Tachyarrhythmia and cardiac decompensation in the fetus were indications for the administration of transplacental drug therapy [7–9]. Antiarrhythmic therapy was performed with digoxin and sotalol with simultaneous administration of potassium preparations.

An important sign that characterizes the severity of intrauterine heart failure is tricuspid valve insufficiency [9]. In group 1, this sign was detected in 56.7% (17/30) of cases, digoxin was used in the treatment of 43.3% (13/30) of them.

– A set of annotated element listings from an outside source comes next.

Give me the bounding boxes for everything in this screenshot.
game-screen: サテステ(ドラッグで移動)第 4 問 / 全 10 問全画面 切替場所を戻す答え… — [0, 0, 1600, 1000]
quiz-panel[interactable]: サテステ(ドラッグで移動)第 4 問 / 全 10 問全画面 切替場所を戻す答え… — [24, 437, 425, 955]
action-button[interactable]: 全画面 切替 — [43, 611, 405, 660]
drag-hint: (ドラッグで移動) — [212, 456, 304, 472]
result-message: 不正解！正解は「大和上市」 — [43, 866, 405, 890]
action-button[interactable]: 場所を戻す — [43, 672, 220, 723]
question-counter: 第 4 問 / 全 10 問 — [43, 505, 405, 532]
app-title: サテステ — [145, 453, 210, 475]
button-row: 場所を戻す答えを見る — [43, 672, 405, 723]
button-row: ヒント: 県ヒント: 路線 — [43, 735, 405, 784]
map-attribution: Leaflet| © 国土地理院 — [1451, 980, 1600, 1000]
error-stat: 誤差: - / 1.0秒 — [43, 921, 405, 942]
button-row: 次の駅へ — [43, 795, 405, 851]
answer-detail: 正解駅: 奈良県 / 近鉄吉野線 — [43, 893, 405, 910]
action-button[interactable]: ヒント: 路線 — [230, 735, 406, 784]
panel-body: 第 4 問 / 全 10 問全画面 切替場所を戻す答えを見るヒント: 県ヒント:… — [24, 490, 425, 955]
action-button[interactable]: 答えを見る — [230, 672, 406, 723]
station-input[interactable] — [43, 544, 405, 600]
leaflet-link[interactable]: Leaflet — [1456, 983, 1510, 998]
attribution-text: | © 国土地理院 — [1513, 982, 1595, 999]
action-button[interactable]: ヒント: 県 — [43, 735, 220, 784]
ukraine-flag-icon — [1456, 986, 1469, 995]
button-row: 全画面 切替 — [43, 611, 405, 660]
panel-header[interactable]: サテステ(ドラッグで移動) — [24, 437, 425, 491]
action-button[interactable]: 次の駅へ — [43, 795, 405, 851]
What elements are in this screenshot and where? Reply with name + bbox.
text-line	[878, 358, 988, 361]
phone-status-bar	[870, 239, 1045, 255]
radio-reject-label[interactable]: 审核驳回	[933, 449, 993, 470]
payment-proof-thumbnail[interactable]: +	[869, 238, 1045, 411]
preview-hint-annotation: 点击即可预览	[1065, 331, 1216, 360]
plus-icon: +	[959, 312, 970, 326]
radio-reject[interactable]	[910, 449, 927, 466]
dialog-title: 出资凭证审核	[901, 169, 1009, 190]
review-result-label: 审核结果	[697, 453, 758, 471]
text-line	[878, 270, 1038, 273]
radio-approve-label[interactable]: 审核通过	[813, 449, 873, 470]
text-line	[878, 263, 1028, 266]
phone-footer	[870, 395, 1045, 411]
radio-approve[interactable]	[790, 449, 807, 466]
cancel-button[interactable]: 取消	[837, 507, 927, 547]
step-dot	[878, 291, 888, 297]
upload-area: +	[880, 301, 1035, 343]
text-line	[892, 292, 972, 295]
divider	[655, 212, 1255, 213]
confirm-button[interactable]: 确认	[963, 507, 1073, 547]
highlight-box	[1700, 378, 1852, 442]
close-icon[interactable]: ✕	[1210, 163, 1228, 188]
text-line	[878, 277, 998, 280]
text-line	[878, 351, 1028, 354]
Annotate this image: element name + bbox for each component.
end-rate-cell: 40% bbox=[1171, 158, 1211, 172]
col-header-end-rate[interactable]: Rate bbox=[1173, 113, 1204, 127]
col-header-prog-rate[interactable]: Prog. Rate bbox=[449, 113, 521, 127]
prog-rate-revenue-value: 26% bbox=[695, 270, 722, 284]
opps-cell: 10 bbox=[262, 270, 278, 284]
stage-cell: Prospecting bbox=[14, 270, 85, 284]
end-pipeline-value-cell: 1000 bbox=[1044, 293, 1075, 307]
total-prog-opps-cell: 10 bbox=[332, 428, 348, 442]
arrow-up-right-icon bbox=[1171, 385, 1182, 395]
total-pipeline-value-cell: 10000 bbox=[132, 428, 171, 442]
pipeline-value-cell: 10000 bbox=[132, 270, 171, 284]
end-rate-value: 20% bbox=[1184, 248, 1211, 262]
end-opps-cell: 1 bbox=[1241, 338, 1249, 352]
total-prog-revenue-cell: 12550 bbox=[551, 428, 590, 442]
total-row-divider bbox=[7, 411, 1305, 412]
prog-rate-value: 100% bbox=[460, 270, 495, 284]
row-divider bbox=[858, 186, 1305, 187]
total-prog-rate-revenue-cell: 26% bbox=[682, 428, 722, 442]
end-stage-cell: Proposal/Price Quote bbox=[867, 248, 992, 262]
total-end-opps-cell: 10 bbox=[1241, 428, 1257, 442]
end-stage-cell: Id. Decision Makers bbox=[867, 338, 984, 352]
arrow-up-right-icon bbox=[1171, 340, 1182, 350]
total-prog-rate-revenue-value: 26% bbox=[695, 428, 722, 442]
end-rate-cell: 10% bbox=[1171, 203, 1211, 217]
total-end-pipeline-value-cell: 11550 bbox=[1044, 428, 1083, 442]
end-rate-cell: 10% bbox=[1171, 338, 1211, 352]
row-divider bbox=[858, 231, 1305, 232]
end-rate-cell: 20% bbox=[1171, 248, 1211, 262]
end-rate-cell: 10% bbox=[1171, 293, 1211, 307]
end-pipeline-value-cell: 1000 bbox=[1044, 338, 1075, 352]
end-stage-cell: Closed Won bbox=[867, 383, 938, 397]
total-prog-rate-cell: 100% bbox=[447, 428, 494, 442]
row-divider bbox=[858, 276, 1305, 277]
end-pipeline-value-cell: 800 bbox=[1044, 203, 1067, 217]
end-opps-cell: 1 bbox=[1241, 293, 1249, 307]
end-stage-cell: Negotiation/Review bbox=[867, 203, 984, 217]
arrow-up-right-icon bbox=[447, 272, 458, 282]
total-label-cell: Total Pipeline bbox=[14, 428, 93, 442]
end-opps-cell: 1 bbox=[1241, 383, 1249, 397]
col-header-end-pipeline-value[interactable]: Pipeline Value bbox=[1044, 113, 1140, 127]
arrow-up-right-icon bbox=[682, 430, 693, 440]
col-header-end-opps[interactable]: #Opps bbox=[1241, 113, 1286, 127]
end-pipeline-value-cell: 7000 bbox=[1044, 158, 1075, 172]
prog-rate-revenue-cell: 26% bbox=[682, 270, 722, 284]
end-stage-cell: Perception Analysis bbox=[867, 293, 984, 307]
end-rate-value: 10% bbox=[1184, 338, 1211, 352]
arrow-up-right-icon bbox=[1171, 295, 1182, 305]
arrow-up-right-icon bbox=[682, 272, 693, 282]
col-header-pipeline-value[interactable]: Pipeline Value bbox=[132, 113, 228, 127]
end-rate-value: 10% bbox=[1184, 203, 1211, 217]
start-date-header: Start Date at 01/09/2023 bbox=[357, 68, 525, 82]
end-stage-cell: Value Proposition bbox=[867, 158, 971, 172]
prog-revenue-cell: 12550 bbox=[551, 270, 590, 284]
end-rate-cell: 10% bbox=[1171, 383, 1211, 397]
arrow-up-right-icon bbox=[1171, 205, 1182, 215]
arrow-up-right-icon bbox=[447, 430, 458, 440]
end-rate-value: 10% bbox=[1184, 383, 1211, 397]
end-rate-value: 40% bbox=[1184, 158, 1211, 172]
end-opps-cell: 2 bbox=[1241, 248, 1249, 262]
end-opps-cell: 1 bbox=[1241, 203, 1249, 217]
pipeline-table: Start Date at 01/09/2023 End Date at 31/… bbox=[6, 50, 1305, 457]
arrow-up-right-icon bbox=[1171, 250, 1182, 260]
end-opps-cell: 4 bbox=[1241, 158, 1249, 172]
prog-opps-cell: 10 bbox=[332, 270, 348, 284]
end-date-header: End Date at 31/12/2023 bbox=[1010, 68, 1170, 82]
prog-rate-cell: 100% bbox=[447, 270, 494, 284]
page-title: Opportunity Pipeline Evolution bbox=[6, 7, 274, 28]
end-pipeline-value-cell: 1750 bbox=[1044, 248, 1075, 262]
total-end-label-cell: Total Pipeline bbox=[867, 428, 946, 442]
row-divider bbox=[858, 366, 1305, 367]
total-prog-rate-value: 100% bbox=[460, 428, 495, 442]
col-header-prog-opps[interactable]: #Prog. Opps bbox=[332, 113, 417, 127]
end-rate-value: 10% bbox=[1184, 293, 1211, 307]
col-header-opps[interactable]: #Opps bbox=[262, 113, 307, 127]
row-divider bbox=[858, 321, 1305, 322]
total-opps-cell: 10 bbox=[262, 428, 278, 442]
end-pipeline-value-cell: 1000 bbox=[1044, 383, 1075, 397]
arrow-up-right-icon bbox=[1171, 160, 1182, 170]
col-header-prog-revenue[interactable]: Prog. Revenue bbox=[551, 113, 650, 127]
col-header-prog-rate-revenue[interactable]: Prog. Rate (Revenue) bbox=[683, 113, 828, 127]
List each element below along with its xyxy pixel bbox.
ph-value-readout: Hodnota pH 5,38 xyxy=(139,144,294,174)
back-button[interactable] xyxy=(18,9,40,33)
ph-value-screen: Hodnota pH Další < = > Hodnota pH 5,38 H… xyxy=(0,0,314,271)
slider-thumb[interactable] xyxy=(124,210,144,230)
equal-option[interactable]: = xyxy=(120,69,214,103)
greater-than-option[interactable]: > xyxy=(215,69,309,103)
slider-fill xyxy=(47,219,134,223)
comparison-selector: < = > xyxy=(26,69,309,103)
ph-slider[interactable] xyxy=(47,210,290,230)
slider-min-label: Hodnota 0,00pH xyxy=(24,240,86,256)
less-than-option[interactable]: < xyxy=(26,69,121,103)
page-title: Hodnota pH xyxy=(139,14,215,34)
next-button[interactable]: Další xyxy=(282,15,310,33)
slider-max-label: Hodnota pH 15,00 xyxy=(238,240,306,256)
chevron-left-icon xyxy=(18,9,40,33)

The duration, multiplicity and effectiveness of intrauterine treatment methods were determined in dynamics based on the data of ultrasound and fetal echocardiography.

The main characteristics of infants at birth are shown in Table 5. Signs of hydrops fetalis were more common in newborns from group 2 in comparison with group 1, namely, 15/15 (100%) newborns versus 19/30 (63.3%), respectively (p=0.02). The most successful intrauterine regression of nonimmune hydrops fetalis was observed when using etiopathogenetic therapy for tachyarrhythmia and fetal anemia.

Live birth rate did not differ significantly between the groups, 70% (21/30) in group 1 versus 73.3% (11/15) in group2, respectively (p=0.94). However, the rate of neonatal mortality was significantly higher in group 2 compared to group 1, 73.8% (8/11) versus 23.8% (5/21), respectively (p=0.002). Thus, the overall survival rate in group 1 was 53.3% (16/30), while in group 2 it was 20% (3/15).

Conclusion

It should be noted that the introduction of the examination protocol has led to an increase in the detection of causes of nonimmune hydrops fetalis at the antenatal stage, especially those causes that are not associated with fetal malformations. This protocol allowed us to evaluate the morphological and functional state of the fetus in more detail, to conduct therapeutic measures, and to assess their effectiveness. Further work in this direction will make it possible to reach a rational decision on the management tactics of pregnant women, taking into account the prognosis for the life of the fetus and newborn.